One of the Holy Grails of computer science PhDs and marketing types is "components". Java earns rave reviews for making it easy to use components. Components are not our friends.
<vsync> that package is somewhat bizzarely implemented
<vsync> the way its classes are organized
<dieman> well. yeah. i would expect that.
<dieman> it was a c application.
<dieman> its not like you can sprinkle farie dust on it.
(#kuro5hin on slashnet)
It is assumed that once you take an ordinary software library and transform it into a "component", magical things will happen. You will be able to take your Word Processor Component and fit it to your Spell Checking Component, and they will just work.
In reality, of course, several things will need to happen. First, both components will need to have moderately similar paradigms for the information in question. For example, text editors use different and hotly contested methods for keeping track of line breaks. Second, the interface between the two components will need to be defined. This means APIs, and programmers actually reading them and writing code.
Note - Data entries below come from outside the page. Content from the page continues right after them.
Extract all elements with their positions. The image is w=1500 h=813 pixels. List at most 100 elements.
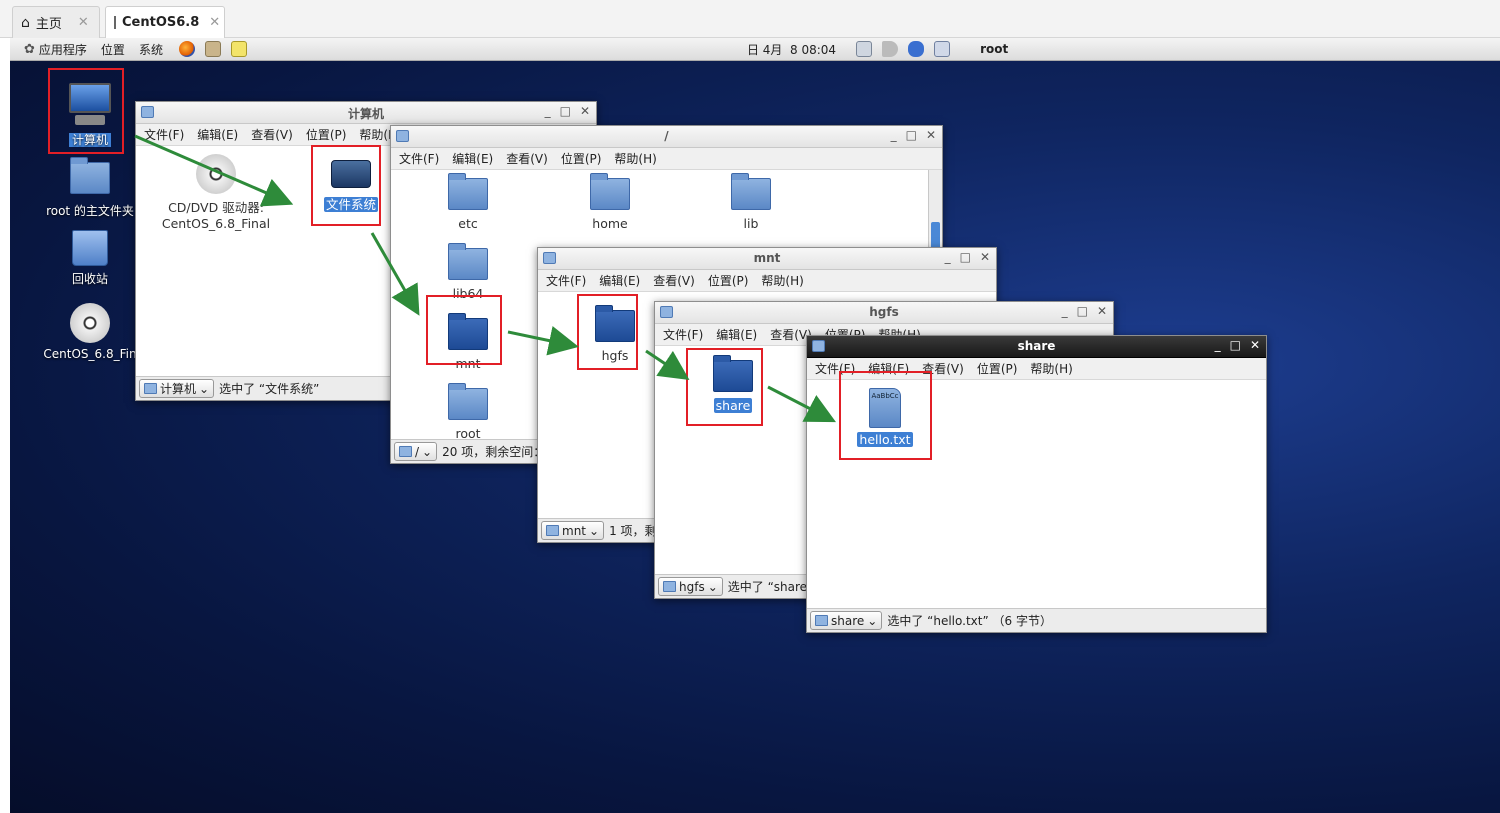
menu-places[interactable]: 位置(P) — [977, 360, 1018, 377]
menu-file[interactable]: 文件(F) — [546, 272, 586, 289]
folder-icon — [546, 525, 559, 536]
volume-icon[interactable] — [882, 41, 899, 57]
menu-file[interactable]: 文件(F) — [663, 326, 703, 343]
menu-view[interactable]: 查看(V) — [653, 272, 695, 289]
close-icon[interactable]: ✕ — [1097, 304, 1107, 318]
location-label: / — [415, 444, 420, 459]
network-icon[interactable] — [856, 41, 873, 57]
desktop-icon-trash[interactable]: 回收站 — [35, 230, 145, 287]
maximize-icon[interactable]: □ — [560, 104, 571, 118]
menu-view[interactable]: 查看(V) — [506, 150, 548, 167]
desktop-icon-dvd[interactable]: CentOS_6.8_Fin — [35, 303, 145, 361]
menu-file[interactable]: 文件(F) — [144, 126, 184, 143]
desktop-label-computer: 计算机 — [68, 133, 111, 147]
item-hello-txt[interactable]: AaBbCc hello.txt — [837, 388, 933, 447]
close-icon[interactable]: ✕ — [580, 104, 590, 118]
item-etc[interactable]: etc — [420, 173, 516, 231]
gnome-foot-icon: ✿ — [24, 41, 35, 57]
menu-edit[interactable]: 编辑(E) — [716, 326, 757, 343]
close-icon[interactable]: ✕ — [78, 15, 89, 30]
menu-edit[interactable]: 编辑(E) — [599, 272, 640, 289]
tab-centos[interactable]: CentOS6.8 ✕ — [105, 6, 225, 38]
applications-menu[interactable]: ✿ 应用程序 — [24, 41, 87, 58]
status-text: 选中了 “hello.txt” （6 字节） — [887, 614, 1052, 628]
harddisk-icon — [331, 160, 371, 188]
minimize-icon[interactable]: _ — [945, 250, 951, 264]
menu-places[interactable]: 位置(P) — [306, 126, 347, 143]
item-label: hello.txt — [857, 432, 913, 447]
minimize-icon[interactable]: _ — [891, 128, 897, 142]
item-dvd-label-2: CentOS_6.8_Final — [161, 216, 271, 231]
location-button[interactable]: / ⌄ — [394, 442, 438, 461]
user-menu[interactable]: root — [980, 42, 1008, 56]
location-button[interactable]: share ⌄ — [810, 611, 883, 630]
location-button[interactable]: mnt ⌄ — [541, 521, 605, 540]
item-dvd[interactable]: CD/DVD 驱动器: CentOS_6.8_Final — [161, 154, 271, 231]
menu-places[interactable]: 位置(P) — [561, 150, 602, 167]
menu-help[interactable]: 帮助(H) — [1030, 360, 1072, 377]
firefox-icon[interactable] — [178, 41, 195, 57]
window-share[interactable]: share _ □ ✕ 文件(F) 编辑(E) 查看(V) 位置(P) 帮助(H) … — [806, 335, 1267, 633]
titlebar[interactable]: 计算机 _ □ ✕ — [136, 102, 596, 124]
note-icon[interactable] — [230, 41, 247, 57]
folder-icon — [448, 243, 488, 280]
minimize-icon[interactable]: _ — [1215, 338, 1221, 352]
maximize-icon[interactable]: □ — [1230, 338, 1241, 352]
desktop-icon-computer[interactable]: 计算机 — [35, 83, 145, 148]
close-icon[interactable]: ✕ — [926, 128, 936, 142]
item-mnt[interactable]: mnt — [420, 313, 516, 371]
item-filesystem[interactable]: 文件系统 — [316, 160, 386, 213]
item-filesystem-label: 文件系统 — [323, 197, 378, 212]
folder-icon — [595, 305, 635, 342]
places-menu[interactable]: 位置 — [101, 41, 125, 58]
location-button[interactable]: 计算机 ⌄ — [139, 379, 215, 398]
system-menu[interactable]: 系统 — [139, 41, 163, 58]
home-icon: ⌂ — [21, 14, 30, 31]
item-root[interactable]: root — [420, 383, 516, 441]
maximize-icon[interactable]: □ — [906, 128, 917, 142]
minimize-icon[interactable]: _ — [545, 104, 551, 118]
menu-file[interactable]: 文件(F) — [399, 150, 439, 167]
menu-view[interactable]: 查看(V) — [922, 360, 964, 377]
window-title: mnt — [753, 251, 781, 265]
close-icon[interactable]: ✕ — [209, 15, 220, 30]
titlebar[interactable]: share _ □ ✕ — [807, 336, 1266, 358]
item-home[interactable]: home — [562, 173, 658, 231]
menu-edit[interactable]: 编辑(E) — [197, 126, 238, 143]
bluetooth-icon[interactable] — [908, 41, 925, 57]
menu-help[interactable]: 帮助(H) — [761, 272, 803, 289]
network-manager-icon[interactable] — [934, 41, 951, 57]
titlebar[interactable]: / _ □ ✕ — [391, 126, 942, 148]
maximize-icon[interactable]: □ — [1077, 304, 1088, 318]
titlebar[interactable]: mnt _ □ ✕ — [538, 248, 996, 270]
close-icon[interactable]: ✕ — [1250, 338, 1260, 352]
titlebar[interactable]: hgfs _ □ ✕ — [655, 302, 1113, 324]
mail-icon[interactable] — [204, 41, 221, 57]
item-lib64[interactable]: lib64 — [420, 243, 516, 301]
menu-edit[interactable]: 编辑(E) — [868, 360, 909, 377]
desktop-icon-home[interactable]: root 的主文件夹 — [35, 157, 145, 219]
item-lib[interactable]: lib — [703, 173, 799, 231]
guest-desktop: ✿ 应用程序 位置 系统 日 4月 8 08:04 root 计算机 root … — [10, 38, 1500, 813]
chevron-down-icon: ⌄ — [867, 613, 878, 628]
close-icon[interactable]: ✕ — [980, 250, 990, 264]
item-label: etc — [458, 216, 478, 231]
location-label: share — [831, 613, 865, 628]
item-hgfs[interactable]: hgfs — [567, 305, 663, 363]
folder-icon — [590, 173, 630, 210]
location-button[interactable]: hgfs ⌄ — [658, 577, 723, 596]
applications-label: 应用程序 — [38, 42, 87, 57]
item-dvd-label: CD/DVD 驱动器: — [168, 200, 264, 215]
location-label: mnt — [562, 523, 586, 538]
maximize-icon[interactable]: □ — [960, 250, 971, 264]
menu-view[interactable]: 查看(V) — [251, 126, 293, 143]
menu-file[interactable]: 文件(F) — [815, 360, 855, 377]
tab-home[interactable]: ⌂ 主页 ✕ — [12, 6, 100, 38]
item-share[interactable]: share — [685, 355, 781, 413]
clock[interactable]: 日 4月 8 08:04 — [747, 41, 836, 58]
menu-places[interactable]: 位置(P) — [708, 272, 749, 289]
window-title: / — [664, 129, 669, 143]
minimize-icon[interactable]: _ — [1062, 304, 1068, 318]
menu-help[interactable]: 帮助(H) — [614, 150, 656, 167]
menu-edit[interactable]: 编辑(E) — [452, 150, 493, 167]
"Components" don't magically solve anything, and assuming they can just causes the creation of various predefined boxes to stuff your code in, which just makes your job harder and usually doesn't make the job of integrating the pieces together later any easier. Even if you have the complete source code, the original author almost certainly had somewhat different goals in mind than you, and the different pieces will connect in various disjointed ways, causing all sorts of trouble later.
Having almost convinced themselves that they had made software components a success, these same experts then looked at various fine American corporations and decided that everyone working together was a Bad Thing. So they fired a bunch of people and then hired companies to do the job these people had just been doing. (See the inspirational poster)
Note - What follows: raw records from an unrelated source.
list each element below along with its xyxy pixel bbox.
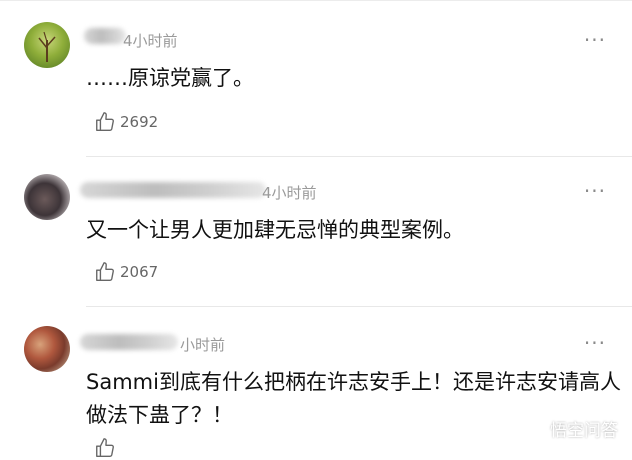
more-options-icon[interactable]: ··· [584,181,606,201]
comment-text: ……原谅党赢了。 [86,66,254,90]
like-button[interactable] [94,436,120,460]
comment-text: 又一个让男人更加肆无忌惮的典型案例。 [86,218,464,242]
comment-time: 4小时前 [123,32,178,50]
comment-item: 4小时前 ··· ……原谅党赢了。 2692 [0,0,632,158]
like-button[interactable]: 2692 [94,110,158,134]
comment-divider [86,156,632,157]
username-redacted [80,182,266,198]
like-button[interactable]: 2067 [94,260,158,284]
like-count: 2692 [120,113,159,131]
comment-item: 4小时前 ··· 又一个让男人更加肆无忌惮的典型案例。 2067 [0,158,632,308]
avatar[interactable] [24,326,70,372]
comment-time: 4小时前 [262,184,317,202]
wukong-logo-icon [521,421,545,438]
more-options-icon[interactable]: ··· [584,30,606,50]
like-count: 2067 [120,263,159,281]
more-options-icon[interactable]: ··· [584,333,606,353]
username-redacted [80,334,178,350]
watermark: 悟空问答 [520,416,618,441]
comment-time: 小时前 [180,336,226,354]
avatar[interactable] [24,174,70,220]
tree-image-icon [38,31,56,62]
comment-divider [86,306,632,307]
username-redacted [84,28,126,44]
thumbs-up-icon [96,262,114,281]
thumbs-up-icon [96,438,114,457]
thumbs-up-icon [96,112,114,131]
avatar[interactable] [24,22,70,68]
watermark-label: 悟空问答 [550,421,618,441]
Don't get me wrong. I'm all for focusing on core business goals and things like that. But at some point organizations need to be self-sufficient, for several reasons:
When I left, Sun was outsourcing its entire IT department. This created such interesting situations as when I wasn't getting assigned an DHCP lease and walked over to one of the few "networking" guys around. He was able to pinpoint the problem, take me to the room full of cables, and show me exactly what was going on. But he wasn't allowed to even look at the servers because they had taken that portion of his job away. They had gone so far as to change the passwords on him. (Incidentally, it was a "known issue" that there were more IPs needed than were being given out, and the official solution was to sit and wait for someone else to unplug.)
Come on, executives. Let your own people do a little of the work themselves. Things will tend to work better and employee morale will be a lot higher.